Meanwhile, Kentucky and Maryland have introduced their own crypto-related legislative efforts, bringing the total number of states actively considering digital asset investment policies to 22. This growing trend underscores a broader movement among state governments to integrate blockchain technology into their financial strategies.
Key Developments:
- Utah's Progress: The state's digital assets bill narrowly passed in the House with a three-vote margin and now heads to the Senate. If enacted, it would allow the state treasurer to invest public funds in stablecoins or cryptocurrencies with a market capitalization exceeding $500 billion—currently, only Bitcoin qualifies.
- Maryland's Initiative: Democratic Delegate Caylin Young has introduced a bill to establish a Bitcoin strategic reserve, similar to a proposal from U.S. Senator Cynthia Lummis. Maryland’s reserve would be funded through revenue from gambling enforcement.
- Kentucky's Legislative Push: Lawmakers in Kentucky have put forward two bills aimed at permitting state retirement funds to invest in crypto exchange-traded funds (ETFs) while simultaneously restricting the use of central bank digital currencies (CBDCs).
State-Level Momentum in Crypto Investment
The push for state-backed crypto reserves has been gaining traction, particularly among Republican lawmakers who view digital assets as a strategic hedge. This momentum accelerated following former President Donald Trump’s expressed interest in exploring a federally controlled Bitcoin stockpile.
While no federal policy has been enacted, states are moving forward with their own measures. Some, like Michigan and Wisconsin, have already allocated portions of their retirement funds into crypto ETFs.

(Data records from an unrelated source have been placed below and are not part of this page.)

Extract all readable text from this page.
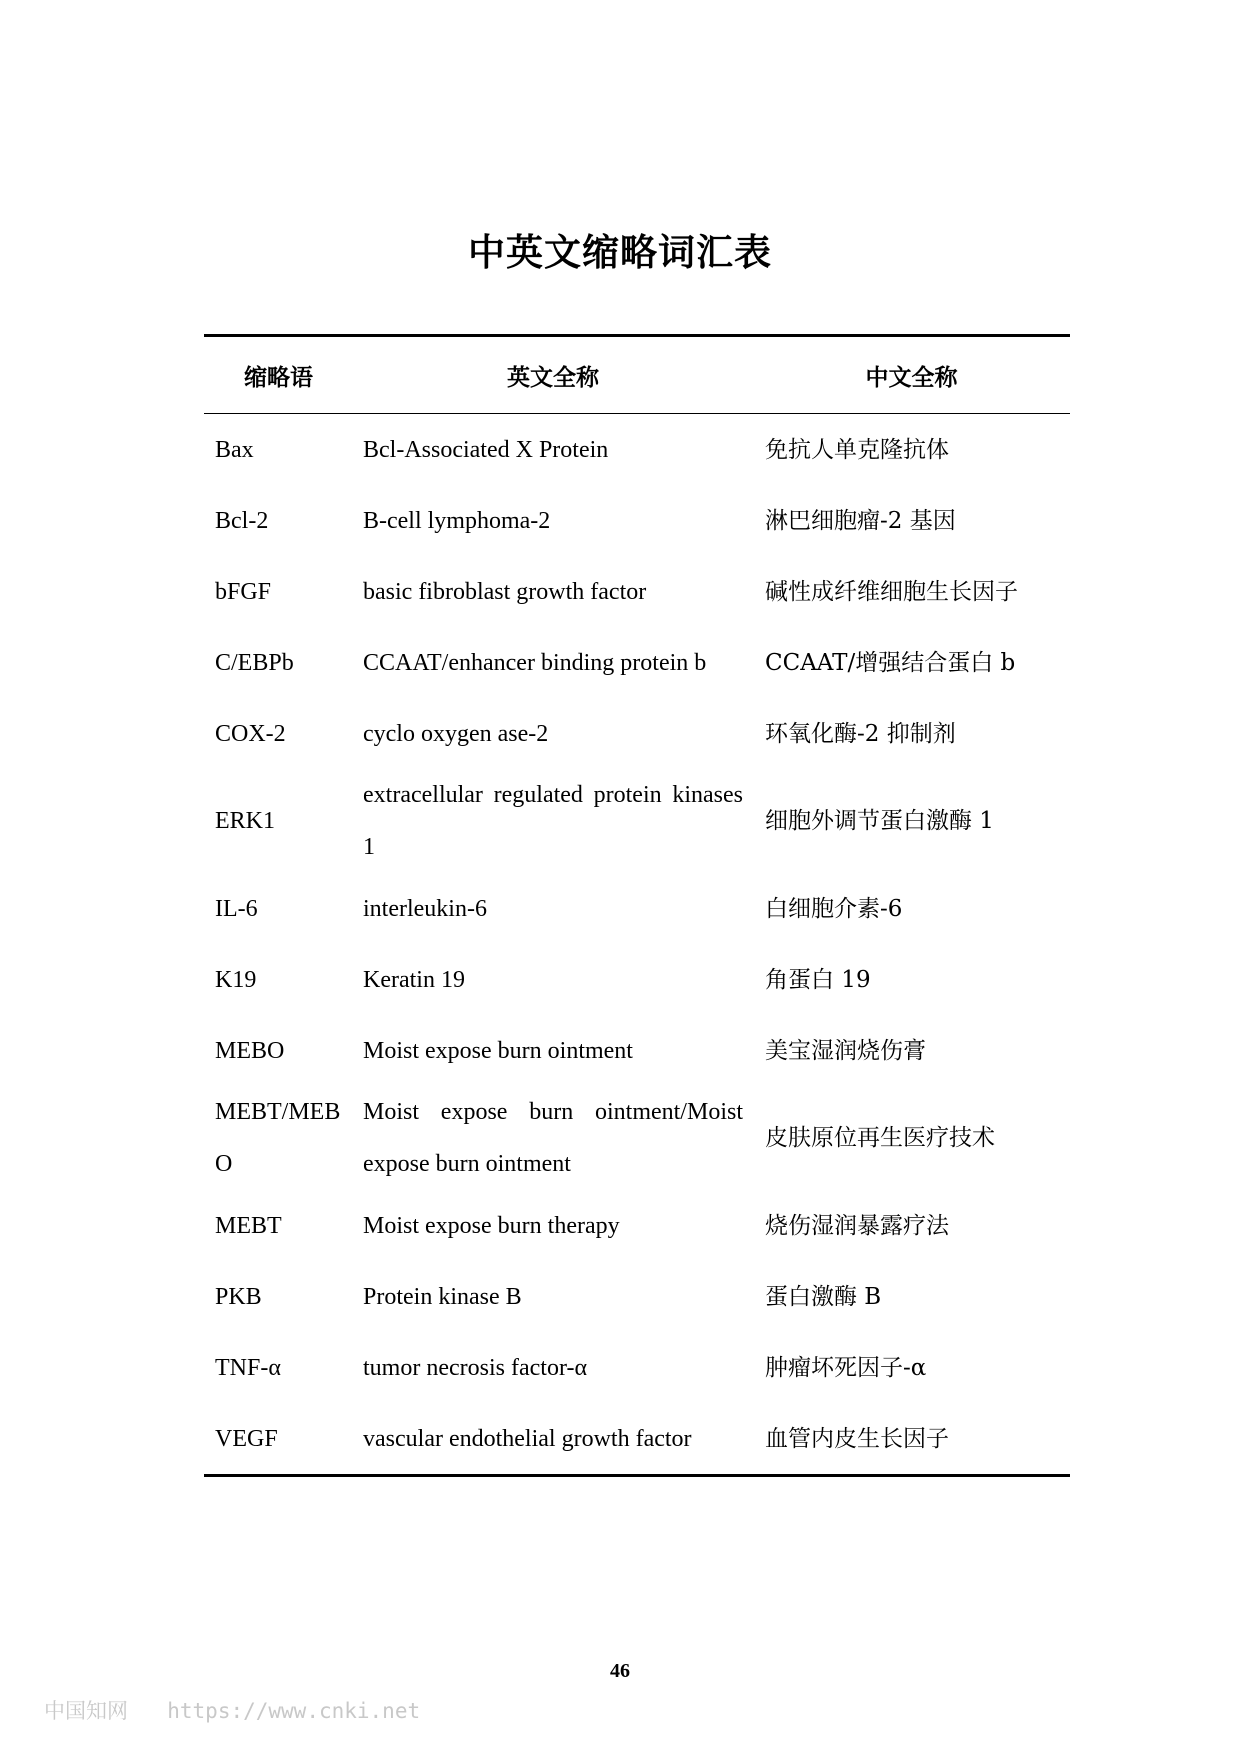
中英文缩略词汇表
缩略语	英文全称	中文全称
Bax	Bcl-Associated X Protein	免抗人单克隆抗体
Bcl-2	B-cell lymphoma-2	淋巴细胞瘤-2 基因
bFGF	basic fibroblast growth factor	碱性成纤维细胞生长因子
C/EBPb	CCAAT/enhancer binding protein b	CCAAT/增强结合蛋白 b
COX-2	cyclo oxygen ase-2	环氧化酶-2 抑制剂
ERK1	extracellular regulated protein kinases 1	细胞外调节蛋白激酶 1
IL-6	interleukin-6	白细胞介素-6
K19	Keratin 19	角蛋白 19
MEBO	Moist expose burn ointment	美宝湿润烧伤膏
MEBT/MEBO	Moist expose burn ointment/Moist expose burn ointment	皮肤原位再生医疗技术
MEBT	Moist expose burn therapy	烧伤湿润暴露疗法
PKB	Protein kinase B	蛋白激酶 B
TNF-α	tumor necrosis factor-α	肿瘤坏死因子-α
VEGF	vascular endothelial growth factor	血管内皮生长因子

46

中国知网 https://www.cnki.net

Despite the growing enthusiasm, most of these bills avoid directly channeling taxpayer money into crypto investments. Instead, they propose alternative funding sources, such as regulatory revenues or fines, to mitigate potential financial risks.
With more states expected to introduce similar legislation in the coming months, the debate over government-backed cryptocurrency investments is only set to intensify.